Now we have a name, and we know where that person falls on our family tree. That is a good starting point. But we know we are actually saying the values that we want to be preserved when we say a name. We know that their worth is more than a place holder in our familial lineage. When we state someone’s name, the real significance comes from attesting to the values they gave us. When we name a child after a loved one, we are not just giving them their name, we are giving them the hope that their generosity/their humor/their caring nature will be passed on and that their memory will live on in an eternal way.
This is why the phrase “May their memory be for a blessing” does not work. We do not want our name or memory to be a blessing we want their memory to live on within us, and we want to embody all that we loved about them. When we pass on, we want to know that we mattered, that someone is different because we impacted the person they became. This is why the words of that phrase fail: Because we want their memory, and ours, to be more than just a blessing.

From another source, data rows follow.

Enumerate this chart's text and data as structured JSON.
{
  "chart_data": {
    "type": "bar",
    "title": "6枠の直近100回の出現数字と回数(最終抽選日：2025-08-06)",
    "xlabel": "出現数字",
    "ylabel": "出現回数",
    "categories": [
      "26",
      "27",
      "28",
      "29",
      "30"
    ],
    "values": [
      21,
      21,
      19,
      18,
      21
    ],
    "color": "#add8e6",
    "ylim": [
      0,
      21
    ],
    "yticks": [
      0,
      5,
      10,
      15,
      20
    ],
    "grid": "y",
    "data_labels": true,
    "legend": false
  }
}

We say Yizkor to be moved beyond remembering someone’s name, even to cry, because we know that the loss has not diminished and that how we experience that loss may never be diminished. We are trying to say that their influence, their impact is playing out in our lives, each and every day. We are here to remember not someone’s memory but to stand up and recognize that their life has continued. As we begin Yizkor, we are calling out from the depths of our being to state that we want their influence/impact and, yes, our own memory to be greater than our years, greater than our name.
And with that, I turn it back to each of you. To acknowledge and to remember that when we call out the names of our loved ones we are saying, “Your life lives on because I am living a life you would be proud of.” That is the eternal blessing.